Motor Evoked Potentials Beyond Spine
(Ohio Neurodiagnostic Society Conference, September 2025)
This extended lecture (~86–93 minutes) explores advanced applications of MEP monitoring beyond traditional spine surgery. Frame analysis confirms coverage of orthopedic procedures (shoulder, hip), peripheral nerve surgeries (ulnar, peroneal), pelvic/autonomic monitoring (EUS/bladder), and cranial nerve reflexes (laryngeal adductor reflex).

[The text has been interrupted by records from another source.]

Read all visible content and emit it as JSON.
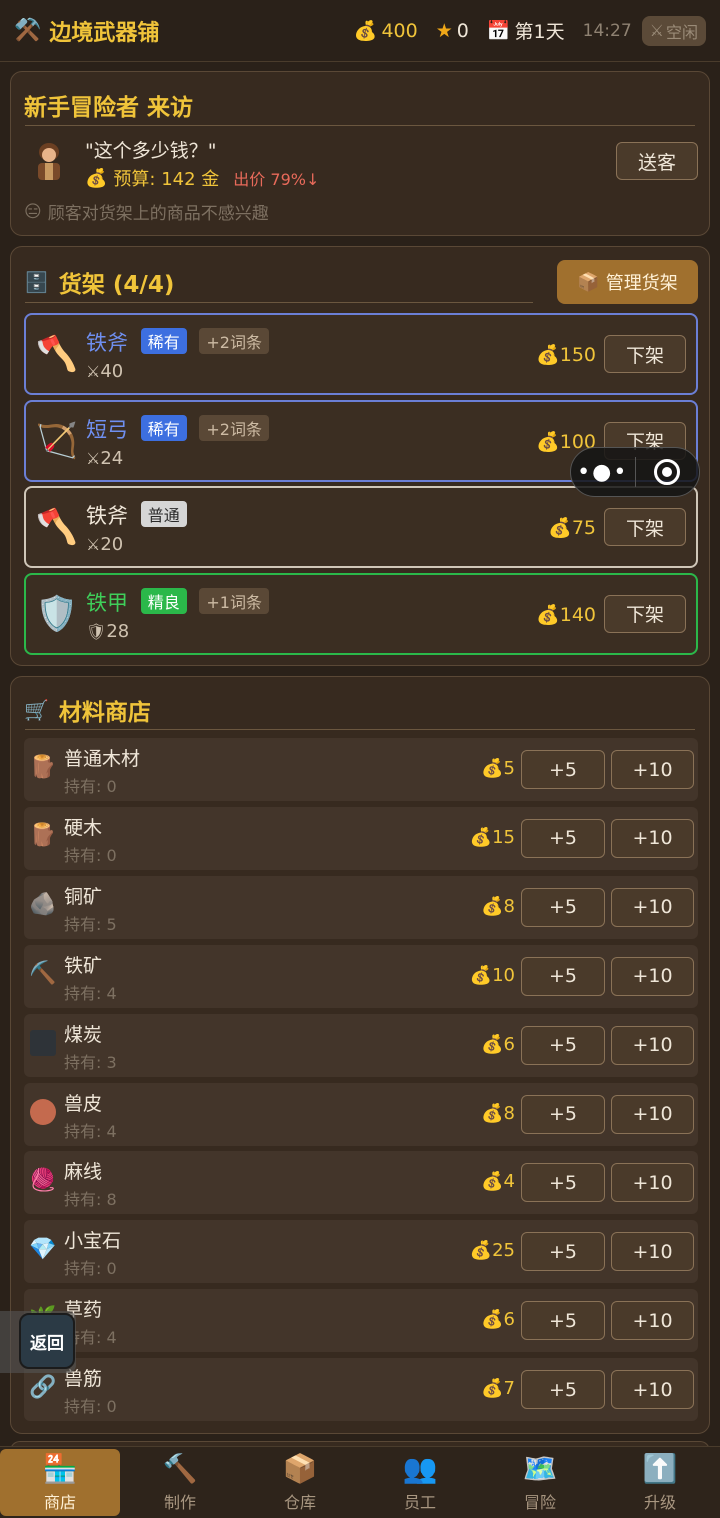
{
  "header": {
    "title": "边境武器铺",
    "gold": "400",
    "reputation": "0",
    "day": "第1天",
    "clock": "14:27",
    "idle_label": "空闲"
  },
  "visitor": {
    "title": "新手冒险者 来访",
    "quote": "\"这个多少钱？\"",
    "budget": "预算: 142 金",
    "offer": "出价 79%↓",
    "dismiss_label": "送客",
    "hint": "顾客对货架上的商品不感兴趣"
  },
  "shelf": {
    "title": "货架 (4/4)",
    "manage_label": "管理货架",
    "remove_label": "下架",
    "items": [
      {
        "name": "铁斧",
        "rarity": "稀有",
        "affix": "+2词条",
        "stat": "40",
        "price": "150",
        "icon": "axe-icon",
        "color": "#6f8ff0",
        "border": "#6b7fd6"
      },
      {
        "name": "短弓",
        "rarity": "稀有",
        "affix": "+2词条",
        "stat": "24",
        "price": "100",
        "icon": "bow-icon",
        "color": "#6f8ff0",
        "border": "#6b7fd6"
      },
      {
        "name": "铁斧",
        "rarity": "普通",
        "affix": "",
        "stat": "20",
        "price": "75",
        "icon": "axe-icon",
        "color": "#efe6d8",
        "border": "#cfc6b8"
      },
      {
        "name": "铁甲",
        "rarity": "精良",
        "affix": "+1词条",
        "stat": "28",
        "price": "140",
        "icon": "shield-icon",
        "color": "#3fcf5a",
        "border": "#2bb84a"
      }
    ]
  },
  "materials": {
    "title": "材料商店",
    "btn5": "+5",
    "btn10": "+10",
    "items": [
      {
        "name": "普通木材",
        "owned": "持有: 0",
        "price": "5",
        "icon": "wood-log-icon"
      },
      {
        "name": "硬木",
        "owned": "持有: 0",
        "price": "15",
        "icon": "wood-log-icon"
      },
      {
        "name": "铜矿",
        "owned": "持有: 5",
        "price": "8",
        "icon": "ore-icon"
      },
      {
        "name": "铁矿",
        "owned": "持有: 4",
        "price": "10",
        "icon": "pickaxe-icon"
      },
      {
        "name": "煤炭",
        "owned": "持有: 3",
        "price": "6",
        "icon": "coal-icon"
      },
      {
        "name": "兽皮",
        "owned": "持有: 4",
        "price": "8",
        "icon": "hide-icon"
      },
      {
        "name": "麻线",
        "owned": "持有: 8",
        "price": "4",
        "icon": "yarn-icon"
      },
      {
        "name": "小宝石",
        "owned": "持有: 0",
        "price": "25",
        "icon": "gem-icon"
      },
      {
        "name": "草药",
        "owned": "持有: 4",
        "price": "6",
        "icon": "herb-icon"
      },
      {
        "name": "兽筋",
        "owned": "持有: 0",
        "price": "7",
        "icon": "chain-icon"
      }
    ]
  },
  "float_back": "返回",
  "tabs": [
    {
      "label": "商店",
      "icon": "shop-icon",
      "active": true
    },
    {
      "label": "制作",
      "icon": "hammer-icon",
      "active": false
    },
    {
      "label": "仓库",
      "icon": "box-icon",
      "active": false
    },
    {
      "label": "员工",
      "icon": "staff-icon",
      "active": false
    },
    {
      "label": "冒险",
      "icon": "map-icon",
      "active": false
    },
    {
      "label": "升级",
      "icon": "upgrade-icon",
      "active": false
    }
  ]
}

The presentation integrates waveform interpretation, electrode strategies, triggered EMG, and intraoperative case examples, reflecting a high-level, innovation-driven approach to expanding the clinical boundaries of IONM.
Saudi Association of Neurological Surgery Conference 2021
This 15th annual SANS conference presentation from 2021 by Faisal Jahangiri delivers a technique-focused exploration of urethral sphincter motor evoked potentials (US-MEP) as an extension of standard multimodal monitoring in spine surgery. The lecture, supported by pelvic neuroanatomy diagrams, electrode placement schematics, and real waveform examples, demonstrates how traditional limb MEPs fail to adequately assess sacral segments (S2–S4). By integrating US-MEP into the monitoring paradigm, the presentation emphasizes improved intraoperative detection of cauda equina and pelvic motor pathway compromise, with direct implications for preserving postoperative bladder and urogenital function in high-risk spine cases.